Theric reviews the novels Prayers in Bath and Witchy Kingdom

Prayers in Bath by Luisa Perkins

This lovely little book is by a friend (see an interview I did with her or one she did with Wm about this book) and it is indeed both lovely and little. Something that could have included an extra two hundred pages of intrigue clocks in at 109 pages (including four pages of art and several gaps filled with art-relevant design). It’s quiet and modest, and punches a great emotional wallop for all that.

I was caught offguard by how emotional I found the book at points, notably the final page. (Which I did not think would be the final page, but I was gratified and satisfied to discover it was.)

There are probably one or two awkward sentences per chapter, but I can’t really nail down a pattern. They’re more common when there are spiritual moments, but most of the spirituality is handled with aplomb. They’re more common when there is conflict, but maybe that’s for the best? I just mention these sentences because they are really the book’s only flaw.
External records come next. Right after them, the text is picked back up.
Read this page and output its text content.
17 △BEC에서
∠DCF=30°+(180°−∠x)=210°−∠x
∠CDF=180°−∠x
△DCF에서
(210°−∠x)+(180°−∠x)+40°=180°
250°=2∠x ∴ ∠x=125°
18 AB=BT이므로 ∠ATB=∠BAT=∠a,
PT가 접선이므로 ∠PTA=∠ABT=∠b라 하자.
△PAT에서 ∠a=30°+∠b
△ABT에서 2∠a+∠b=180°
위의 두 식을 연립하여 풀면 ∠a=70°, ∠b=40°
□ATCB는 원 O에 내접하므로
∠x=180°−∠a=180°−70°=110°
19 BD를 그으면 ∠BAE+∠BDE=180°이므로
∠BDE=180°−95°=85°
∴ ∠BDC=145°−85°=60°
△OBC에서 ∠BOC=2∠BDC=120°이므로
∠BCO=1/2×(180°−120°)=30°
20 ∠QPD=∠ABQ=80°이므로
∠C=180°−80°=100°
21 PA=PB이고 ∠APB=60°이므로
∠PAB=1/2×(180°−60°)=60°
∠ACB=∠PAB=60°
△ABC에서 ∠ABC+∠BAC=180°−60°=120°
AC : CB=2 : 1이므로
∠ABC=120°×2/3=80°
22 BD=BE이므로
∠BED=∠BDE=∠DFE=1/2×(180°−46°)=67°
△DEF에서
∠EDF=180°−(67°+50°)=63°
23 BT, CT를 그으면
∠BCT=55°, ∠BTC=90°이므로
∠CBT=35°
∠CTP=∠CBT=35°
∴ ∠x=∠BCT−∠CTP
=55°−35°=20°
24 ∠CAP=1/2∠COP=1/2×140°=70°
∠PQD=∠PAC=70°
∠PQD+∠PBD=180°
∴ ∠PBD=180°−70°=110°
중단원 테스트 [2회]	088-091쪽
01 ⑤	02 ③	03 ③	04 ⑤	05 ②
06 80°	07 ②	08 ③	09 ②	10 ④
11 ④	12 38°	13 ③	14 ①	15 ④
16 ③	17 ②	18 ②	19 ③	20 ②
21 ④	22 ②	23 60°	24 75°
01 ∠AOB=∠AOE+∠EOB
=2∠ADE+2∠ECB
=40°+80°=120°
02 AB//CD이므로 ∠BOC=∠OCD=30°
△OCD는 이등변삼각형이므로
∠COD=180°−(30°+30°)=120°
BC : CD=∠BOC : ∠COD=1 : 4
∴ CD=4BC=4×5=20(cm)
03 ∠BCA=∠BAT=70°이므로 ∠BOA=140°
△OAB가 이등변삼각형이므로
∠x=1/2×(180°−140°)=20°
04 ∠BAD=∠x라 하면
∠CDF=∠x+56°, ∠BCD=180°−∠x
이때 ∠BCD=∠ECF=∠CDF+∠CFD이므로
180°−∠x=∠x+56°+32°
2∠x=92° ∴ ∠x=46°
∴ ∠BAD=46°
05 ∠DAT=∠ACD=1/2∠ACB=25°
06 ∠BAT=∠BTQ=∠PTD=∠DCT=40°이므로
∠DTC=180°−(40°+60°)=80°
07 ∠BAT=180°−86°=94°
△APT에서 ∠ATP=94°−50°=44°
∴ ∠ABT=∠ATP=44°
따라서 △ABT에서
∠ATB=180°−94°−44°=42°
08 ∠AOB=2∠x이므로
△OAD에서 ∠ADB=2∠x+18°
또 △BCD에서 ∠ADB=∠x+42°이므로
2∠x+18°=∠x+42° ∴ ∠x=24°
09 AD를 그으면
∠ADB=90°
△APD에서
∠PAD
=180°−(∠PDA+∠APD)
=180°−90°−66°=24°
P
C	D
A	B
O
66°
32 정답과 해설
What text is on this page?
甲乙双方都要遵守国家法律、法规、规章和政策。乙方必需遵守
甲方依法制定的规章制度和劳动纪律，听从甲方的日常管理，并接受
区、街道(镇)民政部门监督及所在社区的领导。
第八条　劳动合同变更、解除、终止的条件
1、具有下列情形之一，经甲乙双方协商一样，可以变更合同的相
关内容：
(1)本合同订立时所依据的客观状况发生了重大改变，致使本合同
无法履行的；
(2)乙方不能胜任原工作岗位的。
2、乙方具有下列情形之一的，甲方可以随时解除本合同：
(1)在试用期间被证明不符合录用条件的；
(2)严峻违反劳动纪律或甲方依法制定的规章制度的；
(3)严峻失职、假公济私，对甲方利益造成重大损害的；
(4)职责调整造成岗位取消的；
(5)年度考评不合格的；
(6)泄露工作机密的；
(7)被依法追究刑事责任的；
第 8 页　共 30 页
I’ve read three of Luisa’s novels (two of the three published novels and one unpublished) and this is my favorite. I think (based on old memories of the other two books) that it’s the most consistent throughout, and the most…honest? I’m not sure what I mean by that, but I do mean it. Perhaps not coincidentally, it’s the only one that is openly Mormon rather than Mormon through allusion and subterfuge. The novel deals directly with lived spiritual experience and does it in a calmly realist manner. It’s a great success.

Witchy Kingdom by D.J. Butler

I took longer to read this book than the first two books in this fantasy series combined—in large part because I was a bit burned out, reading the same genre so long, and took breaks to read other books, some of those breaks quite long.

Which is no comment on the book’s excellence. It is excellent. Just, all combined, this trilogy comes near two thousand pages. And it ends nicely setting things up for more books. Which I happen to know he’s writing.

I know many people love this. I’m afraid I’m much more into beginnings and endings rather than endless middles.

Which is a lot of complaining about a book I genuinely loved and absolutely admired. It’s excellent adventure, excellent fantasy, excellent americana, excellent mormonism, and excellent religion. It does everything well.

I think I most admire its incorporation of initiation ritual—temple ritual as we Saints think of it—into this new world. It’s striking and provocative. I was impressed by the coronation scene, but it just kept getting better.

I really can’t recommend these books enough.

And if, for you, two thousand pages is just a nice chops licking, you’ll fit into them even better than I have.